The European Commission said Thursday it had called an emergency meeting on migration as Italian Interior Minister Matteo Salvini suggested he could resign in a dispute over migrants held on a coast guard ship.
Salvini, leader of the far-right League party, is in a standoff with Italian President Sergio Mattarella over whether 177 migrants rescued in the Mediterranean should be allowed to disembark from the Diciotti ship, docked in a Sicilian port for the last three days.
Salvini insists the migrants should only be allowed onto Italian soil if other EU countries agree to share responsibility for them. Mattarella favors letting the migrants disembark for humanitarian reasons. The head of state made a rare intervention in day-to-day politics to end a similar dispute last month by letting 67 migrants disembark from the Diciotti after another rescue operation.
But Salvini has declared he will not let Mattarella do the same thing this time. “Either you change the country or you change the minister,” he said in a video message on Wednesday evening.
Only 29 unaccompanied minors have been allowed to leave the boat so far.
The Italian dispute — which has also caused tension between the League and its governing partner, the 5Star Movement — reflects a broader European political conflict over migration that has highlighted stark divisions across the Continent.
At a summit in June, EU leaders declared after all-night talks that they had agreed on a range of migration measures, including setting up processing centers for asylum-seekers both inside and outside the bloc. But the leaders’ declaration was short on detail and officials have struggled to turn their words into action.
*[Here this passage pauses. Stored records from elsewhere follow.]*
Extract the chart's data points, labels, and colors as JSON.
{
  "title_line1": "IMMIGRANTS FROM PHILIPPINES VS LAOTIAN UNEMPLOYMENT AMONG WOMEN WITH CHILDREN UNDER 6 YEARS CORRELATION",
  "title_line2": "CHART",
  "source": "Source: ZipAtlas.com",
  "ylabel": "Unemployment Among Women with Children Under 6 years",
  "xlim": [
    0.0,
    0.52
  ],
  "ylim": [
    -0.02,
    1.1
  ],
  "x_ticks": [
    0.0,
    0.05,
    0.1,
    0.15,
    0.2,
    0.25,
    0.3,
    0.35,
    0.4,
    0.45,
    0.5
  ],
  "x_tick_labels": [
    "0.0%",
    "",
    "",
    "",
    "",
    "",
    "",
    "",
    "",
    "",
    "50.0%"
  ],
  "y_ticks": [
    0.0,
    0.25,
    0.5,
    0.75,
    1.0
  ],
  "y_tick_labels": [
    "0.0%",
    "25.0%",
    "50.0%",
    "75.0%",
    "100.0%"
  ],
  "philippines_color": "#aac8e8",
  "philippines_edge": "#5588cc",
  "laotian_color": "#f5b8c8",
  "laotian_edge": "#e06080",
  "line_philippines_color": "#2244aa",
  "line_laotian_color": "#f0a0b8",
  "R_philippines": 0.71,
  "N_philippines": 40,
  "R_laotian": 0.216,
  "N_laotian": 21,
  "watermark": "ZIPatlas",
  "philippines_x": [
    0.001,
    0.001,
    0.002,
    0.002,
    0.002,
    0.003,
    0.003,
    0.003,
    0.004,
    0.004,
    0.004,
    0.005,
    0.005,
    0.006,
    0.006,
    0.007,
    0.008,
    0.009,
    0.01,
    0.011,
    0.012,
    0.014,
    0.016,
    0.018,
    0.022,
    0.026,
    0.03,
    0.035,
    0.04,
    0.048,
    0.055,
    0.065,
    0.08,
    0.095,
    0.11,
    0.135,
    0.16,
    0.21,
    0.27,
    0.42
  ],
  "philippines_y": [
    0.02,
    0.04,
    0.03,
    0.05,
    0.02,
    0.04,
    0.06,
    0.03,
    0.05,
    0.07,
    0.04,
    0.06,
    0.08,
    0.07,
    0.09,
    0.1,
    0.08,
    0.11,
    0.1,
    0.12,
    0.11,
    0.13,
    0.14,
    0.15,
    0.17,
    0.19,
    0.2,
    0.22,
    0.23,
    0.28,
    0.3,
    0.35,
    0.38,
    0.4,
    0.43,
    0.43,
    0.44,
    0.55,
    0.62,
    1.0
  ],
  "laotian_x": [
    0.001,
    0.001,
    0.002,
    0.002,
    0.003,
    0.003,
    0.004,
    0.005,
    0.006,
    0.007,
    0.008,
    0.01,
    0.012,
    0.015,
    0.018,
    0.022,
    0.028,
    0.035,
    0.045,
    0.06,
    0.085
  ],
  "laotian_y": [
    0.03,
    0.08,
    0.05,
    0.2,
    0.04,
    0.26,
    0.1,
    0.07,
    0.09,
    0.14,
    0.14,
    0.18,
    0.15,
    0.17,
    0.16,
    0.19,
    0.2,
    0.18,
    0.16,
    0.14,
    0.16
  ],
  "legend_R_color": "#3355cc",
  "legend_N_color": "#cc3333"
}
Alexander Winterstein, a European Commission spokesman, said the EU executive had been “in intense contact” about the Diciotti case since Sunday.
“We continue working towards a swift resolution so that people on board can be safely disembarked as soon as possible,” he told reporters at the Commission’s daily press briefing. “The priority for everyone should be to ensure these people receive the care they need.”
He said the Commission was stepping up “proactive work to finding a long-term durable EU solution” on migration and had called an informal meeting for Friday of “sherpas” — senior officials from national governments who coordinate EU policy.
The Commission said 12 member countries are expected to attend the meeting but could not give a definitive list of attendees at this stage. An EU diplomat, speaking on condition of anonymity, said France, Austria, Germany, Italy, Spain, Portugal, Malta, Luxembourg, the Netherlands, Greece and Ireland are all expected to be at the meeting.
“We have reached out to those member states that have provided support for recent operations as well as to other member states directly concerned and of course the meeting is open to any member state interested in finding EU solutions,” Winterstein said.
A second EU diplomat said the June summit declaration “was the product of sleep-deprived leaders who would have done everything to leave the room, but there’s not a consensus on what they meant.”
That view is underscored by notes of a July 11 meeting of EU ambassadors, obtained by POLITICO. They show, for example, that Sweden, backed by Spain, had the opposite view from Hungary on the meaning of the summit text.
“We can’t wait for member states to agree on the meaning, we are working with our interpretation for the time being,” a Commission official said.
Kait Bolongaro contributed reporting.